Aus philosophischer Sicht definiert Wolfhart Henckmann in der TRE Werte als „diejenigen Gegebenheiten irgendwelcher Art (…), die ein Bedürfnis oder Interesse befriedigen, ein Lustgefühl hervorrufen, Anerkennung verdienen, wünschenswert, erforderlich oder erstrebenswert erscheinen“[5]. Dabei unterscheidet er ökonomische Werte (Umsetzung durch Befriedigung von natürlichen und kulturellen Bedürfnissen durch bestimmte Güter), hedonistische Werte (Umsetzung durch Streben nach allen möglichen Arten von Lustgefühlen), moralische Werte (Umsetzung durch Pflichterfüllung oder Befolgung der anerkannten Sitten), künstlerische Werte (Umsetzung durch Kunstschaffen) und religiöse Werte (Umsetzung durch Erfüllung religiöser Vorschriften und ein Lebenswandel in Frömmigkeit). Alle Werte und Wertungsweisen unterstehen einer übergeordneten Wertordnung, die ein Urteil über positiv oder negativ, höher oder niedriger einer Denk- oder Handlungsweise ermöglicht. Konstituiert wird eine individuelle Wertordnung durch immer wiederkehrende situationsbedingte Entscheidungen des wertenden Subjekts über entsprechende Wertungsweisen, die sich je nach persönlichem Ermessen auch an einem einzelnen ausgesuchten Wert als allgemeinem Maßstab orientieren können. Daraus kristallisiert sich eine „sich allmählich ausgestaltende persönliche Wertrangordnung (heraus), aus der habituell vollzogene Wertungen folgen können.“[6]

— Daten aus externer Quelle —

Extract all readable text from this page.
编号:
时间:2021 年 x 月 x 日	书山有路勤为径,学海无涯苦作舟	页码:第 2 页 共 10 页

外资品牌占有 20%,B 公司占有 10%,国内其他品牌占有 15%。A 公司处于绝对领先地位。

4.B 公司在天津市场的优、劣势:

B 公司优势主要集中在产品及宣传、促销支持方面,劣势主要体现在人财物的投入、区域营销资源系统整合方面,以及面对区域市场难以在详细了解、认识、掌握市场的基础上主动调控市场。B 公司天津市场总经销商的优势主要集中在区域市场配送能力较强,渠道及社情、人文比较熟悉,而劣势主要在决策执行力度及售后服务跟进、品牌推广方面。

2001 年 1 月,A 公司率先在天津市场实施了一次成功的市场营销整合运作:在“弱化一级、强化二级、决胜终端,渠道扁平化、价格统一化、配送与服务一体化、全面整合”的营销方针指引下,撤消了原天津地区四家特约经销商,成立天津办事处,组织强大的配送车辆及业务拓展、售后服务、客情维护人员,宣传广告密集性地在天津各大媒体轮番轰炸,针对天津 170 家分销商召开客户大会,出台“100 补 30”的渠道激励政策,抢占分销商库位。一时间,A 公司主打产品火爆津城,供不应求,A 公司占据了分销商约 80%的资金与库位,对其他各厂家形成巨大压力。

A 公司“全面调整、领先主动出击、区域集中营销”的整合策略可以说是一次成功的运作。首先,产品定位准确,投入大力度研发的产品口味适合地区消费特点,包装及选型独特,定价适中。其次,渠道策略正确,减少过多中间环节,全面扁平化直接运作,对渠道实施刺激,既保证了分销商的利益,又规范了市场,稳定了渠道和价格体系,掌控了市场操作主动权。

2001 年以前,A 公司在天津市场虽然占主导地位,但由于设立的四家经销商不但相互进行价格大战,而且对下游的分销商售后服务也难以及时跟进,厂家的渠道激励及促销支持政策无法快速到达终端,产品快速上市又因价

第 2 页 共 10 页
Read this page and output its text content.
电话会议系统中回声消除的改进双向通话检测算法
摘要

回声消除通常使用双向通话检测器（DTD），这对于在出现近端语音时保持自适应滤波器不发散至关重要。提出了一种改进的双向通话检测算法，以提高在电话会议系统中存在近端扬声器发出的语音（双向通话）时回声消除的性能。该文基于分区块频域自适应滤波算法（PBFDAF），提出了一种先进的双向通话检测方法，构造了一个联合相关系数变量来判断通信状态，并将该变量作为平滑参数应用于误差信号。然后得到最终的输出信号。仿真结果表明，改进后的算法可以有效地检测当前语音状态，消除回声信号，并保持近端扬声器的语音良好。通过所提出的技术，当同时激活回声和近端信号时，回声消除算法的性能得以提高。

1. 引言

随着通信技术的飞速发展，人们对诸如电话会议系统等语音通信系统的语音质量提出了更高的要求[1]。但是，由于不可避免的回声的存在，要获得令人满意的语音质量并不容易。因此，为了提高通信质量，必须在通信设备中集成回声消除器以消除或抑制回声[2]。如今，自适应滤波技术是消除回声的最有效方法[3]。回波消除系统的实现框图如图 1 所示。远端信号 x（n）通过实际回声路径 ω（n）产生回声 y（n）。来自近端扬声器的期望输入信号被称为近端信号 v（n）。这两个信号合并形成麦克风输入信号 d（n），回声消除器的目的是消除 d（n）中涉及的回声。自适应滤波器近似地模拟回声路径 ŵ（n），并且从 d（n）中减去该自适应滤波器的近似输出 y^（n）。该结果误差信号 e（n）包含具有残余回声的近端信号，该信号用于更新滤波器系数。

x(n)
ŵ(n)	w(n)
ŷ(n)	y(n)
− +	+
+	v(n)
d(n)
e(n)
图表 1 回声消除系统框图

Im theologischen und ethischen Sinne lassen sich Werte, als äquivalente Bezeichnungen gelten auch Ausdrücke wie Grundwerte, Leitbilder oder Orientierungswissen, als „Maßstäbe des Sollens und als Zielbestimmungen des sittlich Anzustrebenden“[7] definieren. Obwohl sie als perspektivisch und kulturell einzustufen sind und deshalb stetigen Veränderungen und verschiedenen Interpretationsmöglichkeiten unterliegen, kommt ihnen eine besonders hohe Allgemeingültigkeit und Verbindlichkeit zu. Ihre vorrangige Aufgabe ist es, motivierend, orientierend, entlastend und steuernd auf das menschliche Handeln und Denken einzuwirken.

Der sprachliche Ausdruck Norm ist abgeleitet vom lateinischen Wort norma ›Winkelmaß‹, ›Richtschnur‹. Er bezeichnet in philosophischer Hinsicht einen „Maßbegriff, der es erlaubt, Ereignisse, Zustände, Dinge als normal oder anormal zu klassifizieren“.[8] Rechtlich und moralisch gesehen, betrifft dies vor allem das rechtlich oder moralisch Erlaubte, an dem das menschliche Handeln gemessen werden kann. In einer Gesellschaft geben Normen aufgrund ihres Befehlscharakters ein Erwartungsmuster an „normalen“, d. h. der Norm gemäßen Verhaltensweisen vor, dessen Entstehung und Geltung von der Haltung der Normproduzenten und Normadressaten abhängig ist.[9] Hierbei wird eine allgemeine prinzipielle Übereinstimmung und Anerkennung des als richtig und normal Empfundenen vorausgesetzt.[10]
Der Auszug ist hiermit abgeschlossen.